It might not be a matter of interest but I am currently doing my master’s degree thesis and I’ve been obtaining some results from the DSSTPropagation tutorial class.
I was analyzing the implementation of the semi-analytical theory in these codes and I was wondering if there’s any reference that supports the method followed to calculate the modified Newcomb coefficients.

I’ve consulted Danielson’s paper of Semianalytic Satellite Theory but I haven’t found anything linked with the polynomial decomposition that’s performed in Orekit’s code. I would really appreciate any suggestion.

But my doubt is more related with the advantages of storing the Newcomb operators as an array of Polynomial Function (I attach a screenshot of the description of NewcombOperators Class ).

I think the storage is implemented in order to avoid regenerating the operators each time.
It could be seen as an implementation detail, and should give the same result as applying the recurrence relation each time.

Yes, I see that, but I was talking about the definition of P_{kj} polynomial.

As far as I’ve been able to understand, Newcomb operators are the result of multiplying the elements of P_{kj} array by n powers (as many as elements stored in P_{kj}) and gradually adding each one of them. However, I don’t see which are the advantages of substituting the “n” and “s” values at the end of the computation (through the “getValue” method) instead of doing it from the beginning, avoiding to create the P_{kj} polynomial array as a function of s.

Sorry for the inconveniences, I’m aware my English is not really good and maybe I haven’t expressed myself clearly.

Good questions, but I’m not sure the developers have an answer for you other than that is the way it was written. Is there a better way to write that code? Either from an accuracy or performance perspective? Perhaps you’re trying to imply Horner’s method should be used to evaluate the polynomial? Having a test case that compares what you think the implementation should be with the current implementation would help support your point.

Thank you for your answer. No, I don’t know a better way to write it, it’s just because it took me a bit to understand the way of the polynomial array is created so I wondered if there was a paper where this method was explained.

I don’t want to be a burden but while I was trying to understand the way Newcomb operators are computed I’ve found a possible error.

I was trying to obtain the corresponding Newcomb operator to the index set (n = -9, s = -10, rho = 11, sigma = 0).

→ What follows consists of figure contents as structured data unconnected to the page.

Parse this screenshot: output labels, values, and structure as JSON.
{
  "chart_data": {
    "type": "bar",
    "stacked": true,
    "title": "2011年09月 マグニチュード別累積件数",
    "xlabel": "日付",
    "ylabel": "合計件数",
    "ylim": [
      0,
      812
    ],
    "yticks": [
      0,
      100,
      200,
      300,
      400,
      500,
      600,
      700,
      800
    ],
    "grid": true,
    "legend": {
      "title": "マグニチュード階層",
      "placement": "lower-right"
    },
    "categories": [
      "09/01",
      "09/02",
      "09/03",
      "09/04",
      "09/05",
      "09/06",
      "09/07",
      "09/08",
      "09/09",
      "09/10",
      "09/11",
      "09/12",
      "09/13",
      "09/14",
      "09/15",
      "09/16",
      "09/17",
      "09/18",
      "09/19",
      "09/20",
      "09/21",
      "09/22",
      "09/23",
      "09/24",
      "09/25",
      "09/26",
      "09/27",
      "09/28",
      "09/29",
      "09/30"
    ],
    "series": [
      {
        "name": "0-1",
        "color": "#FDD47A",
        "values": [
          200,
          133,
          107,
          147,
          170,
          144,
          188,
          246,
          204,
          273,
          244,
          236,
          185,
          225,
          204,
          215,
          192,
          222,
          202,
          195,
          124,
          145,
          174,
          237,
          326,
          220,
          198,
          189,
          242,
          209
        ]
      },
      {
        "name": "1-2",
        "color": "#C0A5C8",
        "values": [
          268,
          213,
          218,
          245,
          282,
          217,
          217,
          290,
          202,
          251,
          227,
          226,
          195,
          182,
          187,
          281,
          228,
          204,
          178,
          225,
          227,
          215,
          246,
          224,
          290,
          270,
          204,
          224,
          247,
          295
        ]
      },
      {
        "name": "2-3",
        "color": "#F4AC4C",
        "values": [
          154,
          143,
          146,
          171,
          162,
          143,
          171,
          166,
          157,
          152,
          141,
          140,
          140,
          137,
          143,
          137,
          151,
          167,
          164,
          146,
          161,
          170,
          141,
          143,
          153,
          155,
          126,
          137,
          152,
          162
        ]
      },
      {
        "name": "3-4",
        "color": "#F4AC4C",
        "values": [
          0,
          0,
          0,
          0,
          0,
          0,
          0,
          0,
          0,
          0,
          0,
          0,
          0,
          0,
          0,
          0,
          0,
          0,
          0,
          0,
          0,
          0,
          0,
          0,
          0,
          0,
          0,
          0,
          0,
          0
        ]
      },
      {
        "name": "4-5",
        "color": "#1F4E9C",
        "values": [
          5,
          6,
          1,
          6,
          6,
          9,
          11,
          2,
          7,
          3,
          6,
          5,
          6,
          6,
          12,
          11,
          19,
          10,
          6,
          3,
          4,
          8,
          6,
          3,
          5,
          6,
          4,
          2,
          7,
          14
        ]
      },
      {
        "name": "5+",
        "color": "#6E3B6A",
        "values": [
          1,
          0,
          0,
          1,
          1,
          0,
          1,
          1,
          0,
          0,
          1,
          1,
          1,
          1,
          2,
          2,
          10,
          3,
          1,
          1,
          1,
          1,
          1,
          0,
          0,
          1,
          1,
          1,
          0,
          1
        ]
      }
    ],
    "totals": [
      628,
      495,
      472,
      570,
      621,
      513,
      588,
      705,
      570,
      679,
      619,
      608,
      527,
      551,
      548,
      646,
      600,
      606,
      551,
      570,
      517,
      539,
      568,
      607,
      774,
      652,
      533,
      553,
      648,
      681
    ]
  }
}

According to equation 2.7.3 -(12) of Danielson’s paper, since sigma is equal to 0, it only requires two set of Newcomb operators: (n = -9, s = -9, rho = 10, sigma = 0) and (n = -9, s = -8, rho = 9, sigma = 0) multiplied by its corresponding “recurrent coefficients” 2*(2*s-n) and (s-n) respectively.

Once each of these terms are multiplied, we compute the sum of them and then, we divide this result by 4*(sigma+rho).

Taking into account that:
Y (n = -9, s = -9, rho = 10, sigma = 0) = -2.41226E-09 (provided by NewcombOperator’s method, getValue)
Y (n = -9, s = -8, rho = 9, sigma = 0) = 5.36605E-09 (provided by NewcombOperator’s method, getValue)
2*(2s-n)/4(sigma+rho) = -0.5
(s-n)/4*(sigma+rho) = -0.022727273

The obtained Newcomb operator for the set (n = -9, s = -10, rho = 11, sigma = 0) is: 1.08E-09
but the result provided by Orekit’s code is: 1.19E-09.

Probably I am making a mistake somewhere but I don’t see it. I would really appreciate any explanation. Thanks in advance.